FinCEN Exchange to encourage information sharing

In December 2017, the U.S. Treasury’s Financial Crimes Enforcement Network (“FinCEN”) announced the creation of a platform to facilitate information sharing on a voluntary platform on financial crimes issues including anti-money laundering efforts. The platform is known as the FinCEN Exchange, and is designed to share information more “dynamically.” FinCEN has conducted special briefings for approximately 40 financial institutions and law enforcement agencies since 2015. The FinCEN Exchange seeks for formalize these meetings, which will be convened more regularly. This platform in many ways mirrors the United Kingdom’s Joint Money Laundering Intelligence Taskforce, which has received praise from both industry participants and law enforcement alike since its formal creation in May 2016.

The FinCEN Exchange provides an additional tool for the industry to obtain information from the government to identify AML risks. The plan contemplates periodic briefings between FinCEN, law enforcement and industry participants to identify and exchange information on targeted threats such as money laundering methods. Although the Under Secretary of Treasury for Terrorism and Financial Intelligence stated at the ABA/ABA Financial Crimes Enforcement Conference on December 4, 2017 that the FinCEN Exchange is “not intended to add a regulatory burden to your financial institutions,” participating financial institutions would be wise to include the illicit financial threats identified through the FinCEN Exchange as part of those institutions’ overall AML risk assessment process. Selection of industry participants invited to join the platform is yet to be finalized, but invitations will likely based on the size of the financial institutions and the type of information they may be able to share with other FinCEN Exchange participants.

FINRA’s 2018 Regulatory & Examinations Priority Letter

Many of us remember the “old days” when the regulators would roll out a “top 10 List” of examination and sales practice review priorities. This year, FINRA has published a more extensive and expanded list.
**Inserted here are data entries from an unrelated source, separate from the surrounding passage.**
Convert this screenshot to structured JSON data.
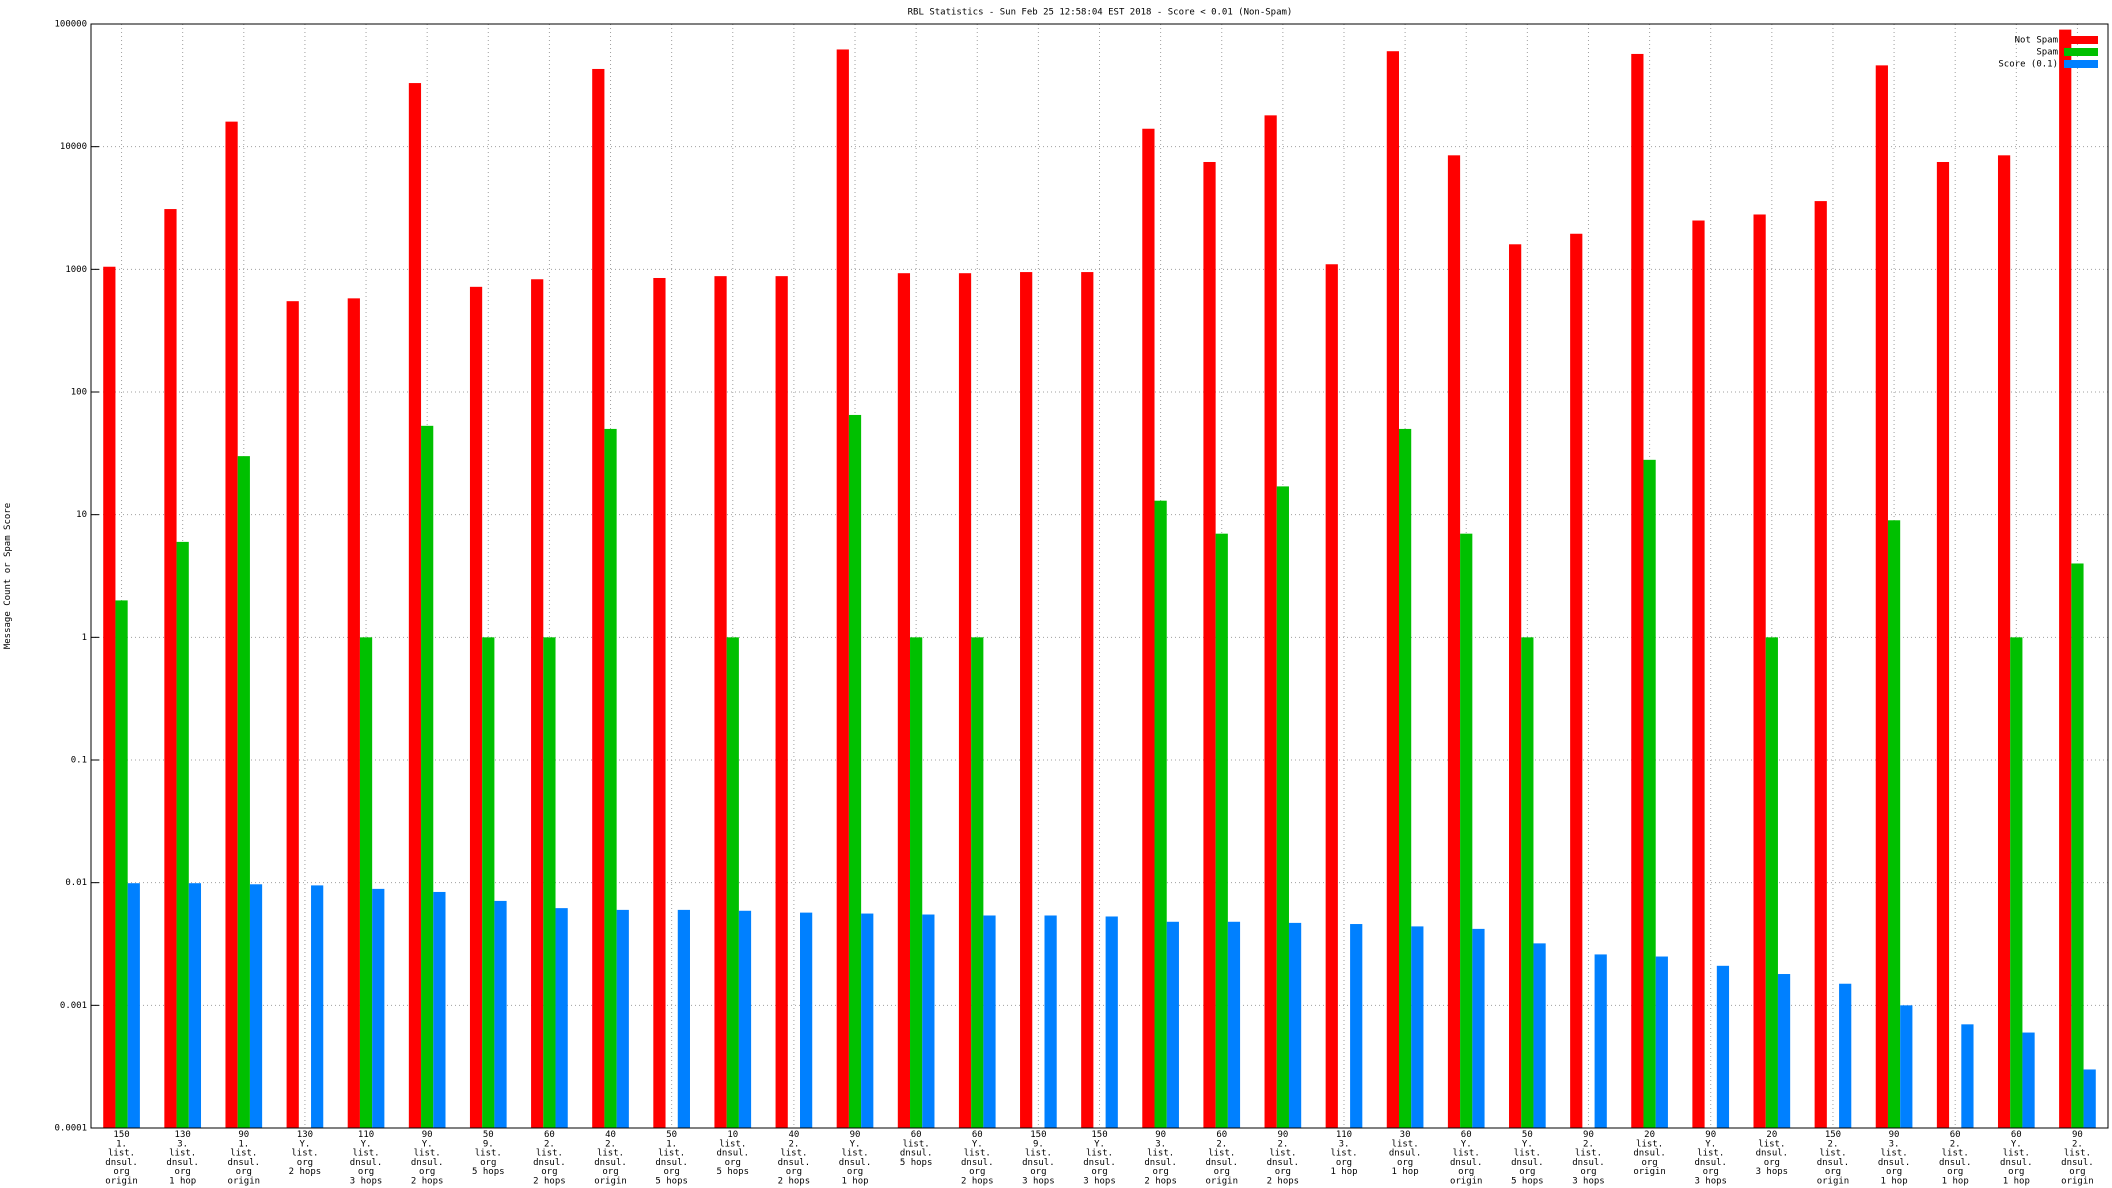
{
  "chart_data": {
    "type": "bar",
    "title": "RBL Statistics - Sun Feb 25 12:58:04 EST 2018 - Score < 0.01 (Non-Spam)",
    "y_label": "Message Count or Spam Score",
    "log_scale": true,
    "grid": true,
    "legend": "top-right",
    "ylim": [
      0.0001,
      100000
    ],
    "yticks": [
      0.0001,
      0.001,
      0.01,
      0.1,
      1,
      10,
      100,
      1000,
      10000,
      100000
    ],
    "categories": [
      [
        "150",
        "1.",
        "list.",
        "dnsul.",
        "org",
        "origin"
      ],
      [
        "130",
        "3.",
        "list.",
        "dnsul.",
        "org",
        "1 hop"
      ],
      [
        "90",
        "1.",
        "list.",
        "dnsul.",
        "org",
        "origin"
      ],
      [
        "130",
        "Y.",
        "list.",
        "org",
        "2 hops"
      ],
      [
        "110",
        "Y.",
        "list.",
        "dnsul.",
        "org",
        "3 hops"
      ],
      [
        "90",
        "Y.",
        "list.",
        "dnsul.",
        "org",
        "2 hops"
      ],
      [
        "50",
        "9.",
        "list.",
        "org",
        "5 hops"
      ],
      [
        "60",
        "2.",
        "list.",
        "dnsul.",
        "org",
        "2 hops"
      ],
      [
        "40",
        "2.",
        "list.",
        "dnsul.",
        "org",
        "origin"
      ],
      [
        "50",
        "1.",
        "list.",
        "dnsul.",
        "org",
        "5 hops"
      ],
      [
        "10",
        "list.",
        "dnsul.",
        "org",
        "5 hops"
      ],
      [
        "40",
        "2.",
        "list.",
        "dnsul.",
        "org",
        "2 hops"
      ],
      [
        "90",
        "Y.",
        "list.",
        "dnsul.",
        "org",
        "1 hop"
      ],
      [
        "60",
        "list.",
        "dnsul.",
        "5 hops"
      ],
      [
        "60",
        "Y.",
        "list.",
        "dnsul.",
        "org",
        "2 hops"
      ],
      [
        "150",
        "9.",
        "list.",
        "dnsul.",
        "org",
        "3 hops"
      ],
      [
        "150",
        "Y.",
        "list.",
        "dnsul.",
        "org",
        "3 hops"
      ],
      [
        "90",
        "3.",
        "list.",
        "dnsul.",
        "org",
        "2 hops"
      ],
      [
        "60",
        "2.",
        "list.",
        "dnsul.",
        "org",
        "origin"
      ],
      [
        "90",
        "2.",
        "list.",
        "dnsul.",
        "org",
        "2 hops"
      ],
      [
        "110",
        "3.",
        "list.",
        "org",
        "1 hop"
      ],
      [
        "30",
        "list.",
        "dnsul.",
        "org",
        "1 hop"
      ],
      [
        "60",
        "Y.",
        "list.",
        "dnsul.",
        "org",
        "origin"
      ],
      [
        "50",
        "Y.",
        "list.",
        "dnsul.",
        "org",
        "5 hops"
      ],
      [
        "90",
        "2.",
        "list.",
        "dnsul.",
        "org",
        "3 hops"
      ],
      [
        "20",
        "list.",
        "dnsul.",
        "org",
        "origin"
      ],
      [
        "90",
        "Y.",
        "list.",
        "dnsul.",
        "org",
        "3 hops"
      ],
      [
        "20",
        "list.",
        "dnsul.",
        "org",
        "3 hops"
      ],
      [
        "150",
        "2.",
        "list.",
        "dnsul.",
        "org",
        "origin"
      ],
      [
        "90",
        "3.",
        "list.",
        "dnsul.",
        "org",
        "1 hop"
      ],
      [
        "60",
        "2.",
        "list.",
        "dnsul.",
        "org",
        "1 hop"
      ],
      [
        "60",
        "Y.",
        "list.",
        "dnsul.",
        "org",
        "1 hop"
      ],
      [
        "90",
        "2.",
        "list.",
        "dnsul.",
        "org",
        "origin"
      ]
    ],
    "series": [
      {
        "name": "Not Spam",
        "color": "#ff0000",
        "values": [
          1050,
          3100,
          16000,
          550,
          580,
          33000,
          720,
          830,
          43000,
          850,
          880,
          880,
          62000,
          930,
          930,
          950,
          950,
          14000,
          7500,
          18000,
          1100,
          60000,
          8500,
          1600,
          1950,
          57000,
          2500,
          2800,
          3600,
          46000,
          7500,
          8500,
          90000
        ]
      },
      {
        "name": "Spam",
        "color": "#00c000",
        "values": [
          2,
          6,
          30,
          0,
          1,
          53,
          1,
          1,
          50,
          0,
          1,
          0,
          65,
          1,
          1,
          0,
          0,
          13,
          7,
          17,
          0,
          50,
          7,
          1,
          0,
          28,
          0,
          1,
          0,
          9,
          0,
          1,
          4
        ]
      },
      {
        "name": "Score (0.1)",
        "color": "#0080ff",
        "values": [
          0.0099,
          0.0099,
          0.0097,
          0.0095,
          0.0089,
          0.0084,
          0.0071,
          0.0062,
          0.006,
          0.006,
          0.0059,
          0.0057,
          0.0056,
          0.0055,
          0.0054,
          0.0054,
          0.0053,
          0.0048,
          0.0048,
          0.0047,
          0.0046,
          0.0044,
          0.0042,
          0.0032,
          0.0026,
          0.0025,
          0.0021,
          0.0018,
          0.0015,
          0.001,
          0.0007,
          0.0006,
          0.0003
        ]
      }
    ]
  }
}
You can read Robert Cook’s complete letter here:

For those of you who want the “cliff notes” version, here is a list of the topics on the 2018 examination priorities list:

  • Fraud Schemes
  • High-risk Firms and Brokers
  • Business Continuity Planning
  • Customer Protection and Verification of Assets and Liabilities
  • Technology Governance
  • Cybersecurity
  • Anti-Money Laundering
  • Liquidity Risk Planning
  • Short Sales
  • Suitability
  • Initial Coin Offerings and Cryptocurrencies
  • Use of Margin Loans
  • Securities Backed Lines of Credit
  • Market Manipulation
  • Best Execution
  • Reg SHO
  • Fixed Income Data Integrity
  • Correlated Options Products
  • Market Access Compliance
  • Alternative Trading System Surveillance

The Cook letter also lists several new rules being rolled out in 2018. The topics include:

  • Financial Exploitation of Specified Adults
  • Amendments to FINRA Rule 4512 (Customer Account Information)
  • The FinCEN Customer Due Diligence Rule (CDD Rule)
  • Amendments to FINRA Rule 2232 (Customer Confirmations)
  • Margin Requirements for Covered Agency Transactions (Amendments to FINRA Rule 4210)
  • Consolidated FINRA Registration Rules

It is well worth reading and absorbing the content of the Priorities Letter, sooner rather than later.